I could practically feel her soft skin under my hands as I pictured myself pinning her against a wall, lifting that dress up and tugging her panties aside. Her moans in my ears as I thrust into her made me pump my hips faster then, my breathing coming harsher with every stroke. My cock was so fucking hard, throbbing with need; I gripped it harder and stroked faster, in time with the picture in my head.

Scarlett moaned louder in my mind, begging me to make her come. I growled in response, imagining I was inside her, making her feel so good. She arched her back, meeting my imaginary thrusts. The thought of her nails digging into my back as she came undone around me pushed more buttons. The pressure built in my groin, and I slowed myself down. I wanted to savor it and enjoy the sensation, not just beat off.

I remembered eating her, tasting her delicious folds for what must've been twenty minutes. She came all over my face, and I drank it all in. She was the best I ever had, and to this day as I sat here touching myself, it was still strong enough to mindfuck me.

I sped up my strokes again, imagining her scent, her taste, her moans in my ears as I made her come over and over. Her fingers gripped at my hair, digging into my scalp as I licked and sucked every part of her. I could taste her on my tongue, imagine her juices coating my chin as I came, white hot pleasure shooting through my body.
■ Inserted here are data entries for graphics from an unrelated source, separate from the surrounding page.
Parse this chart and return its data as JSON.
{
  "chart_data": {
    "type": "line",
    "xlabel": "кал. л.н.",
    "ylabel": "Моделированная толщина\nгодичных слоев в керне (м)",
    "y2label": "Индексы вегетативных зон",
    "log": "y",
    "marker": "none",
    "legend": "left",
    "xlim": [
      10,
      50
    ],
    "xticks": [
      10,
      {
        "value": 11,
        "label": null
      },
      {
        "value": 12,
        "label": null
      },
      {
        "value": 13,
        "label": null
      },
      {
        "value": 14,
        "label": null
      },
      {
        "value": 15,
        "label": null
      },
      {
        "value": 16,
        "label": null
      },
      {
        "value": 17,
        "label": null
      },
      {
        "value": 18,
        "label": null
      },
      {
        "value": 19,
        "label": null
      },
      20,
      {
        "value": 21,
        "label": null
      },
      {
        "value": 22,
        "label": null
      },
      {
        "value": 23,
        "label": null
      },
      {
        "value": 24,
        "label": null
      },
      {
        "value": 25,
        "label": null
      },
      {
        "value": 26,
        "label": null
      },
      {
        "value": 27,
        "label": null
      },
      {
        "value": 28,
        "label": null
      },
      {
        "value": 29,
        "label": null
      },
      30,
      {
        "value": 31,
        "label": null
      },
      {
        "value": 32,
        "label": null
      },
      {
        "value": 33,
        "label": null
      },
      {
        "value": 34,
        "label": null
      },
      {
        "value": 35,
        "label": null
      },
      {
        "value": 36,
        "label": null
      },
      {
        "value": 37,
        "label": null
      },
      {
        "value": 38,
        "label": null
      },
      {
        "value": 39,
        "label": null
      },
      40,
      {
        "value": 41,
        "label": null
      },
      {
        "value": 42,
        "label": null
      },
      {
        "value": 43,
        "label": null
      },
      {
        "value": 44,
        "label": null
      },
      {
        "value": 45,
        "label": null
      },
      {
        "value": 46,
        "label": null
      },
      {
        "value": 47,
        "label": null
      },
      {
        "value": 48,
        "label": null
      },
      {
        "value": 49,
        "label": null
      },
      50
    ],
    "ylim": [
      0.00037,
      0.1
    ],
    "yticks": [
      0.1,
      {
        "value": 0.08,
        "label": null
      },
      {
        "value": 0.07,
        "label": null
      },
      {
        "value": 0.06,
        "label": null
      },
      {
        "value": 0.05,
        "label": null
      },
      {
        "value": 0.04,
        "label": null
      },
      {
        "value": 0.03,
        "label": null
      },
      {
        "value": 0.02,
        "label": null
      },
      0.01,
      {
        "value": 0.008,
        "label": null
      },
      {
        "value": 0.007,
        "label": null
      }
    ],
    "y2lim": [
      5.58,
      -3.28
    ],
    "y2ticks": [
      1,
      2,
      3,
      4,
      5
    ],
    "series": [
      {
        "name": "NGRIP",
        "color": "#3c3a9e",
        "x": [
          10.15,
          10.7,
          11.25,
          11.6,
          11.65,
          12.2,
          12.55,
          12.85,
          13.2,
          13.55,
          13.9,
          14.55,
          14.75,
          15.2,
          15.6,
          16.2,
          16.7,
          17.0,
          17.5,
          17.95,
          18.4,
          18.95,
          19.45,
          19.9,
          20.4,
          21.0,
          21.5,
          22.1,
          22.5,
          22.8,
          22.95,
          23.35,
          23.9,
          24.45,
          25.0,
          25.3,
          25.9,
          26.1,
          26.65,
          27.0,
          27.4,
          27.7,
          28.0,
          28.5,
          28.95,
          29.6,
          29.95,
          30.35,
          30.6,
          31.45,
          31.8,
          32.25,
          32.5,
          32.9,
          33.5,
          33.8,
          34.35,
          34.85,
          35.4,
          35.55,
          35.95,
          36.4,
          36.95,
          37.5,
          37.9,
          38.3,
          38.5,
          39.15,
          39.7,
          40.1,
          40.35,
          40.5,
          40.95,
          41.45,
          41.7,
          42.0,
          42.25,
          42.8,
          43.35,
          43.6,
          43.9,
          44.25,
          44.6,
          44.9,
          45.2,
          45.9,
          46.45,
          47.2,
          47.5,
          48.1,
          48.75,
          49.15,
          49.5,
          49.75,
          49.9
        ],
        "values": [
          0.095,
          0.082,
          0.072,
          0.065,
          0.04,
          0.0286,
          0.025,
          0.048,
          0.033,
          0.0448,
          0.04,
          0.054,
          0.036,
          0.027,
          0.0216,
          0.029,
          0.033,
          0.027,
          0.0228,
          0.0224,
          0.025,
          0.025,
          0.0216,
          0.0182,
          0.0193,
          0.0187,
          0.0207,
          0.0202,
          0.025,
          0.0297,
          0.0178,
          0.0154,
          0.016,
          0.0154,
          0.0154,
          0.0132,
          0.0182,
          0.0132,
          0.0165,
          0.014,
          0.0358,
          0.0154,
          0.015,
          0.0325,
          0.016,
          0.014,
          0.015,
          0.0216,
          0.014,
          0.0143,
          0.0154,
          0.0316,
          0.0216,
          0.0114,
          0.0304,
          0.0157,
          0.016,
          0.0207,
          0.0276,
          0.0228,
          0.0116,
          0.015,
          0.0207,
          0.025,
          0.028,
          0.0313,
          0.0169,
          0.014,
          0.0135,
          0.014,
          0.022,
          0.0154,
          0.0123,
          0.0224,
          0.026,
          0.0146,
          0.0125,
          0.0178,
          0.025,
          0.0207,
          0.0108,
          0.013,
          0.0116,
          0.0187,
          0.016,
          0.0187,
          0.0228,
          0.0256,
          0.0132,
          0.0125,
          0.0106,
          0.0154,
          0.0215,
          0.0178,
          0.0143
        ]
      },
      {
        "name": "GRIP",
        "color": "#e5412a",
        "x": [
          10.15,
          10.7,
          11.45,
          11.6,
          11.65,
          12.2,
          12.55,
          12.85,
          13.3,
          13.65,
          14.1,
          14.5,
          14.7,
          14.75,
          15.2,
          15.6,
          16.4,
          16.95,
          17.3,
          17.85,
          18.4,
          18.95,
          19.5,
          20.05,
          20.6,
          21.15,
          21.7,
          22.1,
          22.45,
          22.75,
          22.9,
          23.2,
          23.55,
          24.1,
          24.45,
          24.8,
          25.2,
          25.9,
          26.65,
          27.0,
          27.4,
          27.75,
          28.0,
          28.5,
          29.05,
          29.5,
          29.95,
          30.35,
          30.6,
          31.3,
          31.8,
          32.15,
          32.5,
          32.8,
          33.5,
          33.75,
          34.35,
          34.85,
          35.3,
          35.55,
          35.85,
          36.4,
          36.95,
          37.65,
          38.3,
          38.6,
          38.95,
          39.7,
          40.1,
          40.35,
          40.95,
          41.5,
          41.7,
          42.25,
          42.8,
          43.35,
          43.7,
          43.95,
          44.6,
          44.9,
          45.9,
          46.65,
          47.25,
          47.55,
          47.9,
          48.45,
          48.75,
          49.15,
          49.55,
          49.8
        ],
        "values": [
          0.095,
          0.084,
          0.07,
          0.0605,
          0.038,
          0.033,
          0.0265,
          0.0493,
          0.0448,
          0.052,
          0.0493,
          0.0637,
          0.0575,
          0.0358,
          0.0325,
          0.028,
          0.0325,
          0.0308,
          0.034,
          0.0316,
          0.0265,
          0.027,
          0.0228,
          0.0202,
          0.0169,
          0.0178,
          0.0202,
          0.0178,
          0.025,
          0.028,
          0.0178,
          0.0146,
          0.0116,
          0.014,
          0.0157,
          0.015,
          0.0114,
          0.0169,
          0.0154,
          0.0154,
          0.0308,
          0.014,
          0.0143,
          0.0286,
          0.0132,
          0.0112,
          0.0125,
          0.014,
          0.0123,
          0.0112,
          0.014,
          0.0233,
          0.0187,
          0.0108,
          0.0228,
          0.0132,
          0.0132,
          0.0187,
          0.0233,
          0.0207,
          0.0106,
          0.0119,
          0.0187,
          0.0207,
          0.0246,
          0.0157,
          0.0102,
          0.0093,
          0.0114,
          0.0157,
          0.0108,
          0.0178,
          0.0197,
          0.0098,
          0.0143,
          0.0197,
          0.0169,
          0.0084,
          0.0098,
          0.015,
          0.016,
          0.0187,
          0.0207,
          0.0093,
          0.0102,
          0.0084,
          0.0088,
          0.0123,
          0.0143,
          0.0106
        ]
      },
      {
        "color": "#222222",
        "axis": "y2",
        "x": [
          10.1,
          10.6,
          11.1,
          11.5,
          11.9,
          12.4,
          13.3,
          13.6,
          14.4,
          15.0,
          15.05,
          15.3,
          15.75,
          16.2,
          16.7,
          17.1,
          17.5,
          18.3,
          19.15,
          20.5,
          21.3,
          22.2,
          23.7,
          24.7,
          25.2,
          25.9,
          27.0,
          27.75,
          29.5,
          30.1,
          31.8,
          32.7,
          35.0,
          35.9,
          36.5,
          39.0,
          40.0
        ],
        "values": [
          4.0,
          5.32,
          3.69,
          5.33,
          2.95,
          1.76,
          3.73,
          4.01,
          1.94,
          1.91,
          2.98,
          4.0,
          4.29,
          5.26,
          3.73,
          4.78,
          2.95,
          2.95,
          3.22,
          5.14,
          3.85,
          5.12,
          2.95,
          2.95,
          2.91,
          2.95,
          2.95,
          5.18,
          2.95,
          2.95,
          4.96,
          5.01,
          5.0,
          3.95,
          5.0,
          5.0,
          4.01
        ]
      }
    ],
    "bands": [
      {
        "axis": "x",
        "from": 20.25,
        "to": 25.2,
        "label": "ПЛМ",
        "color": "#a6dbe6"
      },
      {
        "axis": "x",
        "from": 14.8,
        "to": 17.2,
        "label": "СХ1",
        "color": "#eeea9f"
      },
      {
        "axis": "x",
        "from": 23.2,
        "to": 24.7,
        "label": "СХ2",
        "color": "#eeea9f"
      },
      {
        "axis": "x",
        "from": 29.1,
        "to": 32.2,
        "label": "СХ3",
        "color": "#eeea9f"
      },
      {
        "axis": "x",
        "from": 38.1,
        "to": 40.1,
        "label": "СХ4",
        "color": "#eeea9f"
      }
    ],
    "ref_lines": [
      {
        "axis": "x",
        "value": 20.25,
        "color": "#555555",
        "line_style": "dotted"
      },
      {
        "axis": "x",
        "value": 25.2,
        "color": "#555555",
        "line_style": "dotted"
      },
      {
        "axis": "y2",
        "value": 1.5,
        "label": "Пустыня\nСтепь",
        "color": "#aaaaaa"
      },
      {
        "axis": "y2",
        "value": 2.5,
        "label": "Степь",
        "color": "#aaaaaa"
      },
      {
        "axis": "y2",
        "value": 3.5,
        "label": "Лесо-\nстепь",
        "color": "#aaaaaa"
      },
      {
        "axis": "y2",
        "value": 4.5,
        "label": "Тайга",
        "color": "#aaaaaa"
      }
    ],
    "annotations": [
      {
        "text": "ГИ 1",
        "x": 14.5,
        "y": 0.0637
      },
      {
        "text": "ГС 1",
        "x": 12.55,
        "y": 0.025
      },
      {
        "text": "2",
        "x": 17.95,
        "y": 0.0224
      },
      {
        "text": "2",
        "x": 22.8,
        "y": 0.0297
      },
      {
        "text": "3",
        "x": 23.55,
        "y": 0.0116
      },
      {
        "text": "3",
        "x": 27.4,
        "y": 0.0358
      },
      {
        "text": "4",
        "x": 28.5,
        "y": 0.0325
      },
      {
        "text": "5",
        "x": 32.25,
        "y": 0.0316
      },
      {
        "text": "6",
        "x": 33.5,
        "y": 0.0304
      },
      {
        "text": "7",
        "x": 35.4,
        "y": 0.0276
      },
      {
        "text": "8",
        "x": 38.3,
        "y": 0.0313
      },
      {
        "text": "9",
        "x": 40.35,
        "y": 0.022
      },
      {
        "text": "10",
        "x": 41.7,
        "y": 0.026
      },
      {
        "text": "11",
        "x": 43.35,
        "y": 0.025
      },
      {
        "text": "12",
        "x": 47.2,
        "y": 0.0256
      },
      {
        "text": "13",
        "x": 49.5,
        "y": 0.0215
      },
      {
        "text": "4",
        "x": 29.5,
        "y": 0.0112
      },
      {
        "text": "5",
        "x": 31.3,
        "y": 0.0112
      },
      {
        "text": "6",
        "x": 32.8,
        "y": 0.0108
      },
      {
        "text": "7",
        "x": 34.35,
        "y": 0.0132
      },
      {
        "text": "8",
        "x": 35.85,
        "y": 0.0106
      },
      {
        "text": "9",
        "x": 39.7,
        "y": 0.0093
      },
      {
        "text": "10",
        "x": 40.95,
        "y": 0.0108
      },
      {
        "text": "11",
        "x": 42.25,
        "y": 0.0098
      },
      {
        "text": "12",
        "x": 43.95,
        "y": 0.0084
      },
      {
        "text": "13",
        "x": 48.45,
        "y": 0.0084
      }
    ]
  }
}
I gasped for air as I came, bucking up into my hand once, twice, and then collapsing back onto the bed. My heart pounded in my ears as I tried to catch my breath. I lay there panting for air, holding the full condom on my dick so it wouldn't leak. My body thrummed with a surge of relaxation and endorphins as I pulled off the condom and stared at it, spent but still aching for more. It was the biggest load I'd ever seen, proof that I didn't get laid enough.

I tied it shut, tossed it into the bin, and rolled over feeling slightly drunk. If Scarlett had me this worked up just thinking about her, how would my body react if we hit it off, and would I be able to console myself if we didn't? It was a good thing I had a little too much to drink. I knew I wouldn't sleep without it. I already wanted to touch myself again, and I had more than twelve hours to wait until I got to speak to her again.